Son ton était amère et plein de regrets. La Safi d'autrefois aurait choisi un coupable à cette situation. La Safi d'autrefois aurait accusé Funkè d'avoir envoyé sa mère en ville mais je n'étais plus la Safi d'avant. Dorénavant je savais que chacun est responsable de sa destinée. Je savais que si j'avais fait d'autres choix, tout se serait passé autrement. Si j'avais fait d'autres choix, ma mère ne serait pas morte et mes enfants seraient toujours avec moi.


-J'ai aussi beaucoup de regrets ; fis-je. Maintenant j'ai du mal à dormir parce que je me sens coupable de beaucoup de choses. Oumar qui a été emprisonné par ma faute. Maman, qui est morte... J'ai entraîné d'autres personnes dans ma bêtise. Ils ont payé pour moi.

-Non,surtout pas! dit Funkè


Cette femme était magnifique. Elle était à la fois aussi forte qu'un rocher et aussi douce qu'une plume. Je devais en prendre de la graine. Moi j'étais si jeune mais j'avais déjà tout raté. 

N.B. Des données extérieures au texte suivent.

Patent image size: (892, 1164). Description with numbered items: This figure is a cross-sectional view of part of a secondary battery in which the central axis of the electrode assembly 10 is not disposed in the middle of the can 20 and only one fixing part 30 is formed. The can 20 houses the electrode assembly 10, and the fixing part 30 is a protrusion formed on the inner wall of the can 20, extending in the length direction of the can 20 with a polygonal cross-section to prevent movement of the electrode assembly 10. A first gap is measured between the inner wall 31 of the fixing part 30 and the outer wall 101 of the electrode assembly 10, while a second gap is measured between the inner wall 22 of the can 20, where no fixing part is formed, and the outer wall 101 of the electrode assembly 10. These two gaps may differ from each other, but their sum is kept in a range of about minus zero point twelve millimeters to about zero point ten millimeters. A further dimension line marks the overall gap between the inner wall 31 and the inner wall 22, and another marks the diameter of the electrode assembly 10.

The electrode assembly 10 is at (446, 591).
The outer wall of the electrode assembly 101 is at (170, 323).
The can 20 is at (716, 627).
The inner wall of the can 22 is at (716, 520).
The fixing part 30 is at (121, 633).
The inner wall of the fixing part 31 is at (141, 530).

Je me sentais de plus en plus mal. Mon ventre était vide mais je n'étais pas d'humeur à manger. J'avais aussi besoin de sommeil. Je confiai cela à Funkè qui me conseilla d'aller dormir car le sommeil me mettrait dans de meilleures dispositions. Elle me prépara son lit sur lequel je m'allongeai avec soulagement. J'avais besoin de repos et à mon réveil, la vie reprendrait son cours.